A Single Man

I never intended to rewatch A Single Man. A friend and I went to see it at the tiny independent theater in our college town, and we had exactly the sort of curious, stylish time we expected and wanted, and that was that. But recently, I discovered there’s a certain mood in which all you want to do is watch the sort of movie where the opening credits play over footage of a beautiful naked man slowly dance-drowning in dark blue water. Actually, perhaps the better verbing is “put on.” You want to “put on” a movie where that happens, because A Single Man is somehow meditative and background even when you’re intently watching it. It’s kinda remarkable in that respect.

I’m really glad that enough people perked up at the idea of noted fashion designer Tom Ford directing an adaptation of a Christopher Isherwood novel that he managed to get Colin Firth and Julianne Moore, because he gave them roles very suited to them. Which makes sense after all — things being well fit is rather Tom Ford’s whole purpose. They look so lovely. Everyone looks so lovely. The 1960s, lovely; Los Angeles, lovely. So lovely even though they are all so, so broken, time, place, and people all together.

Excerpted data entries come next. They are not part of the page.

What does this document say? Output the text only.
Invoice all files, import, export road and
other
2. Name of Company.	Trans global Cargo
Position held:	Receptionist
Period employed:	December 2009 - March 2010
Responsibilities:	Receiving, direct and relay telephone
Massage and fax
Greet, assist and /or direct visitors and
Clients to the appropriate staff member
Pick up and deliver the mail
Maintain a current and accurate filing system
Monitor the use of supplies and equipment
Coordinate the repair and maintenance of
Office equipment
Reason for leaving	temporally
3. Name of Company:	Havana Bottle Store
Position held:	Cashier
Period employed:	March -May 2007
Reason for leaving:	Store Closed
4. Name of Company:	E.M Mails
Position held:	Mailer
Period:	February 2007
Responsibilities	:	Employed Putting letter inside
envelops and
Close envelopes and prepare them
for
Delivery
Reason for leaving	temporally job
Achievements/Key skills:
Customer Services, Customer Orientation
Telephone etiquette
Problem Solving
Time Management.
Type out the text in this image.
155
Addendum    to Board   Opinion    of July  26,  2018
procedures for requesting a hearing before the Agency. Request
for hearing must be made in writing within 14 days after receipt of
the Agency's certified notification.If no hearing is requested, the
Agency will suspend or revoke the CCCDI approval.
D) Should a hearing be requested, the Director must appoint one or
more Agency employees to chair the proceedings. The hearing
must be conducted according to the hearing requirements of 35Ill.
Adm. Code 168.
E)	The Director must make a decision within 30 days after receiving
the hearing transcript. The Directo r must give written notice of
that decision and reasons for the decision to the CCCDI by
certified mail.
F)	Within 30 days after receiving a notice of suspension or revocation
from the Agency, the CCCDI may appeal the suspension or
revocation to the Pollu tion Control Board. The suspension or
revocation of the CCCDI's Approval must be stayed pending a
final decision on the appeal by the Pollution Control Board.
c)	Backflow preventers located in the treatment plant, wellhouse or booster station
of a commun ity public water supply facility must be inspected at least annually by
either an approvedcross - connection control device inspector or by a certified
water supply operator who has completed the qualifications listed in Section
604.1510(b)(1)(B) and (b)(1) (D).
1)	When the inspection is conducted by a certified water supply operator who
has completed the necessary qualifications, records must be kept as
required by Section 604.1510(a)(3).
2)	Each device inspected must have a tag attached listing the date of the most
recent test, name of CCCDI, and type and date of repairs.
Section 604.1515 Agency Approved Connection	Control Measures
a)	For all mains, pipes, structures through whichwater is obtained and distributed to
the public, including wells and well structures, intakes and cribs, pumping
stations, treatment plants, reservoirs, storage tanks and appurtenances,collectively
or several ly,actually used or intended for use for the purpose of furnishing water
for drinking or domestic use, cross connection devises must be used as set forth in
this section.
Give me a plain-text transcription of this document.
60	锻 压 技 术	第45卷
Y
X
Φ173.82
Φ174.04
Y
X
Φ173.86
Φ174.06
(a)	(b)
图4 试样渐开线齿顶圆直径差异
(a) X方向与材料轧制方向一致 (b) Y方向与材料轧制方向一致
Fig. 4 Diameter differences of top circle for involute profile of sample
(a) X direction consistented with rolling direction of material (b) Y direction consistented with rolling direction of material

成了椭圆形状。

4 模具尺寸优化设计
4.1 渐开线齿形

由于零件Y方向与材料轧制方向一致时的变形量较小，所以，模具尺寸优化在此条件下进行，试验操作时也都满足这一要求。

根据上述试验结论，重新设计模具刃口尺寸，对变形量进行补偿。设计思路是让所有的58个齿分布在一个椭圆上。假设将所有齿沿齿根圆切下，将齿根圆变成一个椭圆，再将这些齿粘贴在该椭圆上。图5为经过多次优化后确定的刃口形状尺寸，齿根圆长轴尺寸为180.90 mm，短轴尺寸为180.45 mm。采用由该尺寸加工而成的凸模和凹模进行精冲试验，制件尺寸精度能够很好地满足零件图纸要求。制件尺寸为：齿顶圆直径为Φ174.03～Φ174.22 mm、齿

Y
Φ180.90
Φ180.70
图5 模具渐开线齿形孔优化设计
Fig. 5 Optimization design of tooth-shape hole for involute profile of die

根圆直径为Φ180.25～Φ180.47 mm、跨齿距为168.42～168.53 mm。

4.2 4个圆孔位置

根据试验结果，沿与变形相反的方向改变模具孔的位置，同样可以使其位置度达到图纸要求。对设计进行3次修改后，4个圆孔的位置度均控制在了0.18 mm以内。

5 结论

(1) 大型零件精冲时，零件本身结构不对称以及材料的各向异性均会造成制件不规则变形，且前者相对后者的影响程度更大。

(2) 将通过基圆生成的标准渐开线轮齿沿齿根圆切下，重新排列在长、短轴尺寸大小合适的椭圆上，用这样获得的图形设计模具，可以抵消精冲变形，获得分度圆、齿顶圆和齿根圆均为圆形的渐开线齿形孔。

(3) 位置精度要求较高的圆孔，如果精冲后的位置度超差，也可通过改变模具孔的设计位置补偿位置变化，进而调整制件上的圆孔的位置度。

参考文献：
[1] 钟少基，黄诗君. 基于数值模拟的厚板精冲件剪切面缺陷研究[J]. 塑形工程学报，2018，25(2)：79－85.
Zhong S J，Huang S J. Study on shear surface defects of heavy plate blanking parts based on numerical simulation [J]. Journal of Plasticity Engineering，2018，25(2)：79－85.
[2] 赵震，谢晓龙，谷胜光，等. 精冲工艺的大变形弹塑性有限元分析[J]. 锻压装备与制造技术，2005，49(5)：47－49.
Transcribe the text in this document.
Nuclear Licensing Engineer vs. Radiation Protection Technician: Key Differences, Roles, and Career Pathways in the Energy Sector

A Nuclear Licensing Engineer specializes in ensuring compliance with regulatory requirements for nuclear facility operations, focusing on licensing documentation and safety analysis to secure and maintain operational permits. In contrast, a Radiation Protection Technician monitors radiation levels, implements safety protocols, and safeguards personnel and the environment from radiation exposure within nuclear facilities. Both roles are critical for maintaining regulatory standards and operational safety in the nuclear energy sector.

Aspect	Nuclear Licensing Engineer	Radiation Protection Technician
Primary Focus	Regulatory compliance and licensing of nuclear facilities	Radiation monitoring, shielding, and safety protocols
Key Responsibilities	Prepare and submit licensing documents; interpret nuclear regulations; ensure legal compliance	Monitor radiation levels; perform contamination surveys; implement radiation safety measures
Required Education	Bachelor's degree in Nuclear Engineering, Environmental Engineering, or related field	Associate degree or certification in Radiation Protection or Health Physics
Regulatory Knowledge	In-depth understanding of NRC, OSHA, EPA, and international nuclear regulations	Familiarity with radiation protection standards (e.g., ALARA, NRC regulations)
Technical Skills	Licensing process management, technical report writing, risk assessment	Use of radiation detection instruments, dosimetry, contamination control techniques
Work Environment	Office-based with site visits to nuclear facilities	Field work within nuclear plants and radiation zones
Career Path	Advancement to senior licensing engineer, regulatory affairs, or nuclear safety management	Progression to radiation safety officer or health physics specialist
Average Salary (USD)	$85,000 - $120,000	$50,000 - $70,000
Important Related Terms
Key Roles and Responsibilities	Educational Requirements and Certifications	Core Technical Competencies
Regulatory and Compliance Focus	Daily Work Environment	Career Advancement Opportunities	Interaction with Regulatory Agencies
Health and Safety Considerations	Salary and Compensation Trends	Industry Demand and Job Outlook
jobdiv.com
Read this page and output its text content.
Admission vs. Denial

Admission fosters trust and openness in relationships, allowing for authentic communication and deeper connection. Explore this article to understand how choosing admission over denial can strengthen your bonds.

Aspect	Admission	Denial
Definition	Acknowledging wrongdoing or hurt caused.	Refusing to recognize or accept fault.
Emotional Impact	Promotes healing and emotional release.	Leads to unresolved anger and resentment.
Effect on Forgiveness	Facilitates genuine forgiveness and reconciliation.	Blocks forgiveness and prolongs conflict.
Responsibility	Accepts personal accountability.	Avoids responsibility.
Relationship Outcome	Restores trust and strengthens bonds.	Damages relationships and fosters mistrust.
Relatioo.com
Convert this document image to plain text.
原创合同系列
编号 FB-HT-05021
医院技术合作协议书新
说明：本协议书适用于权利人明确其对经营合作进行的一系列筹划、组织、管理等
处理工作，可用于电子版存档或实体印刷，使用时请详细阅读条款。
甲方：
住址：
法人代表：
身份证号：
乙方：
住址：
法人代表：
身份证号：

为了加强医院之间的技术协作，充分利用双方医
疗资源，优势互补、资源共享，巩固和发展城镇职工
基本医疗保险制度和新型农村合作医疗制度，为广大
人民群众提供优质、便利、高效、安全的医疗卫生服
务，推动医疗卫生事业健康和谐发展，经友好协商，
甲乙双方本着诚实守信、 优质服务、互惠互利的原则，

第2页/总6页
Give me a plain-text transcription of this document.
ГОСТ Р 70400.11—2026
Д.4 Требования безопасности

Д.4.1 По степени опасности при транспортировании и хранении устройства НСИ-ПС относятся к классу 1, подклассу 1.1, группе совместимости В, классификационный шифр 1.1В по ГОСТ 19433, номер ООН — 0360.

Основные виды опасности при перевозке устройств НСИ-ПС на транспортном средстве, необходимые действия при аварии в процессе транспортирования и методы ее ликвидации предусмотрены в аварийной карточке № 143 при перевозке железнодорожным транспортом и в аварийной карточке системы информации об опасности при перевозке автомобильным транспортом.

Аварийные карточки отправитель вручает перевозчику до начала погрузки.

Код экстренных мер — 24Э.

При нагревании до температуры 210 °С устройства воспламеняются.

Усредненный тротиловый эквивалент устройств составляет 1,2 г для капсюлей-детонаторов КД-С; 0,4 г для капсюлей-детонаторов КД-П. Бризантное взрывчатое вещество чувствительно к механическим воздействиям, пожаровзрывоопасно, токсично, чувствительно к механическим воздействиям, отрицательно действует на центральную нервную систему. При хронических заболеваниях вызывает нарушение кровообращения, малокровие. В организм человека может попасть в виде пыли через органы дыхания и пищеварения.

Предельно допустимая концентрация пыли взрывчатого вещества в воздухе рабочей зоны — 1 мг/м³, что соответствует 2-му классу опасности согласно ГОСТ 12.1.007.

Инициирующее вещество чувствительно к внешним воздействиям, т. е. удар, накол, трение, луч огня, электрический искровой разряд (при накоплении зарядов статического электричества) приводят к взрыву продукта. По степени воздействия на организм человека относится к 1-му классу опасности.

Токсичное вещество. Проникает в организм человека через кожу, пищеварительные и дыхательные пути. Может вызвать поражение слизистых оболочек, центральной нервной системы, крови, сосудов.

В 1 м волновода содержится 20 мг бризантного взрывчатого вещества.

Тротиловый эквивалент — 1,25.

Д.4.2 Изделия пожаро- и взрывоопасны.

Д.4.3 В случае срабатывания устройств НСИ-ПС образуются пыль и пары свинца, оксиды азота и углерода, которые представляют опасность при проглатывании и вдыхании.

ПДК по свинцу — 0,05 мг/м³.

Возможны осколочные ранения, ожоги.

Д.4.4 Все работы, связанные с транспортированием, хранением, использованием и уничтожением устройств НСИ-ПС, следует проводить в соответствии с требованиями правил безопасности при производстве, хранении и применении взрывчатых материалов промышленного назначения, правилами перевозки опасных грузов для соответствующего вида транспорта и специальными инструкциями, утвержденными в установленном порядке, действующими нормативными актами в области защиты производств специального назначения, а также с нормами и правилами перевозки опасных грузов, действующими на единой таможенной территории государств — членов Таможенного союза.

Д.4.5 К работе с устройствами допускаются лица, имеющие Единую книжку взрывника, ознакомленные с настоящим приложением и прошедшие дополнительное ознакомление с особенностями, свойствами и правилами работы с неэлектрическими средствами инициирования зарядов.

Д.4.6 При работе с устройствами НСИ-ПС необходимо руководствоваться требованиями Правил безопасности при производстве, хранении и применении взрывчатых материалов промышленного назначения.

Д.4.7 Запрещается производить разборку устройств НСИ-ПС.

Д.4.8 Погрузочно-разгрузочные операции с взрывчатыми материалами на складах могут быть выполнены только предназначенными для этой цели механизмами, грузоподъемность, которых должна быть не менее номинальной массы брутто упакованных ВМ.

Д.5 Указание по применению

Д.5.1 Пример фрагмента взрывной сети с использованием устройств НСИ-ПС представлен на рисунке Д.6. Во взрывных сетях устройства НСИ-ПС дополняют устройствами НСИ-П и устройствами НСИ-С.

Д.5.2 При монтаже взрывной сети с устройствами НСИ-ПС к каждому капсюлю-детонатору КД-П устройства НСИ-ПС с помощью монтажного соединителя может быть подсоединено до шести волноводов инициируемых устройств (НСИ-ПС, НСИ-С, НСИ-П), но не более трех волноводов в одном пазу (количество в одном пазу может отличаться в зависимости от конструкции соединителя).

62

If I recall, critical talk on this movie was overwhelmingly concerned with style and aesthetics, given who helmed it, and some were willing to say that was “all” it is. But I suspect Ford knew exactly what his strengths would be, because A Single Man is constructed to be purposefully concerned with the look of things. It treats the beauty of the world as something to be sincerely, purely appreciated, even more so for a man who has decided to leave the world today. The very colors on screen bloom forward into high saturation whenever our heartbroken professor notices a particularly pleasing detail — a woman’s eyeliner, a young man’s mouth, the smell of a dog’s fur, a smile, a California sunset. Everything is a little more precious, because it will be the last.

Perhaps the most beautiful and befuddling thing in Professor Falconer’s life is his student Kenny, played by Nicholas Hoult at his most preposterously anime. He looks angelic to the point of sinfulness, which is a feat that took more than simply draping him in pale pink angora, although they did that too. For my money, the role he plays in this movie might be the most interesting part, as a boy who seems every inch a symbol at first and yet keeps flaring up with his own weird spark. There’s a fascinating dualism to Kenny, pushing and protecting in equal measure. He’s something more of a true angel than he first seems, might be the way to put it.

Anyhow, if you’re going to watch A Single Man you either already have, or were sold in the first paragraph. Or perhaps you were waiting for this: Julianne Moore has what looks to be a small citrus grove inside her house, and at one point grooves to “Green Onions” in her perfect black & white mod frock.